July is both National Hot Dog Month and National Baked Bean Month, presumably because both are consumed in large quantities on the fourth.
These designations for July may make the month seem unfriendly to vegetarians, but this does not have to be the case.
To begin, there are many vegetarian, even vegan, versions of hot dogs, generally made from soy. My personal favorite, pictured below, is Loma Linda Big Franks. They have the best flavor and texture, in my opinion, and they are vegan, but they are difficult to find in stores. They aren’t sold anywhere in my town, although while researching for this post, I discovered that they are available, at competitive prices, at amazon.com and sagegrocery.com.
However, since I couldn’t find Big Franks in my local stores, I decided to test three of the vegetarian dogs that were sold locally. Out of these I found two to be decent options, although neither replaces Big Franks as my favorite. The Yves Meatless Hot Dog, my least favorite, lacked flavor, other than a rather strong smoke flavor, but it had a decent, though slightly dry, texture, and it is vegan. The LightLife Smart Dogs possess probably the best balance of healthfulness and taste. They are vegan and made with non-gmo soy. They have good flavor that my husband (who is a flexitarian) thought tasted similar to beef hot dogs, and the texture is almost as good as my beloved Big Franks, though I found them to be just slightly rubbery (but I’m very picky about food textures). Finally, I tested Morningstar Farms America’s Original Veggie Dogs, the only non-vegan version, which also epitomizes the problems with many traditional meat substitutes: I found the flavor and texture to be almost as good as Big Franks, but, unfortunately, the Morningstar Farms dogs are typical processed junk, including corn syrup and other less-than-healthy ingredients.
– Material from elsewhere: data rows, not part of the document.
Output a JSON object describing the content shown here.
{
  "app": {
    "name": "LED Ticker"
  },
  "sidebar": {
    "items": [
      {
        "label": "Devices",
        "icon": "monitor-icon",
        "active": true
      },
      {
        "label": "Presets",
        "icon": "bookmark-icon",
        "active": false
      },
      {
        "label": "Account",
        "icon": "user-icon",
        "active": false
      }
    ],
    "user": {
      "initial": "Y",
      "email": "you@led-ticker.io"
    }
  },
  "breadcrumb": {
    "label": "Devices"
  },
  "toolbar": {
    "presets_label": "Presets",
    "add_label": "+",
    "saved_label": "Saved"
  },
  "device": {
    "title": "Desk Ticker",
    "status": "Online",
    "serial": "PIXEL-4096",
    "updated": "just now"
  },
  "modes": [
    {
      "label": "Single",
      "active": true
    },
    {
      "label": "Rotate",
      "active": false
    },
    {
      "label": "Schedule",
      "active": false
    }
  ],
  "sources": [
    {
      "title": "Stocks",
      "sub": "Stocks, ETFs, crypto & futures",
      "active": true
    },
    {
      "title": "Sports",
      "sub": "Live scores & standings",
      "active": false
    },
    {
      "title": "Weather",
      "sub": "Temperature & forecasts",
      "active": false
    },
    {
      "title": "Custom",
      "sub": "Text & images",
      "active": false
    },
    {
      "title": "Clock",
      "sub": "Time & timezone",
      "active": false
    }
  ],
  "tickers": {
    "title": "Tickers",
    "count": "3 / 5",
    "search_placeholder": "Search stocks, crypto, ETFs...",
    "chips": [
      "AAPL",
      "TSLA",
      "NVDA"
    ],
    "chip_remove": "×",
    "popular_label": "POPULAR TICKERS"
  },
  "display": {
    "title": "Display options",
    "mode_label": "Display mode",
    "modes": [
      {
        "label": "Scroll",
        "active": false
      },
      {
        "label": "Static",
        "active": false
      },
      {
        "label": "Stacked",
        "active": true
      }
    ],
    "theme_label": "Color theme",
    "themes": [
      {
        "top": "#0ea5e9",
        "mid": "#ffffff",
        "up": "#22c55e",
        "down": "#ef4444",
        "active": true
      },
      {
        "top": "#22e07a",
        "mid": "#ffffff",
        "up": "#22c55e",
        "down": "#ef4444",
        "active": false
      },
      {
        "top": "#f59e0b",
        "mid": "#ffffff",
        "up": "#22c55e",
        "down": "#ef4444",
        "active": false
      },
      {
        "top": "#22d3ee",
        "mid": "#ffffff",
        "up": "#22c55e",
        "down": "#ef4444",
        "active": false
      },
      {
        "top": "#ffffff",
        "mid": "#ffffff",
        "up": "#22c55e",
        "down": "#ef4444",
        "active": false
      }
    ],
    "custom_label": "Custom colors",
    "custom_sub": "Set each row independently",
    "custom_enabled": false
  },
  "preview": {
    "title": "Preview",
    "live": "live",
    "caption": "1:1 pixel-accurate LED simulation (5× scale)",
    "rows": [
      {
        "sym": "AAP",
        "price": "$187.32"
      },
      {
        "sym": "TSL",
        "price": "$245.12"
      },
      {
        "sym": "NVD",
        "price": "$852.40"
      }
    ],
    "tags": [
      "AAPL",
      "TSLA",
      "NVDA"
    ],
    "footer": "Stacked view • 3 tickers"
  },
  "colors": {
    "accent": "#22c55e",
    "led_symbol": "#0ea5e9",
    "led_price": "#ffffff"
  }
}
As for baked beans, vegetarian versions can be just as tasty, and more healthful, than traditional versions with pork or bacon. And a homemade from-scratch version is tastier than the Bush’s Best Vegetarian Baked Beans from a can. Serve them with a vegetarian hot dog, and enjoy July!
VEGETARIAN BAKED BEANS
1 pound dry navy beans or great northern beans
1 14-ounce can petite diced tomatoes
½ cup brown sugar
1 shallot, diced
4 cloves garlic, minced
2 tablespoons canola oil
2 teaspoons dry mustard
1 teaspoon salt
½ teaspoon black pepper
1. Rinse beans. In a large pot, combine beans and 8 cups water. Cover and let soak overnight.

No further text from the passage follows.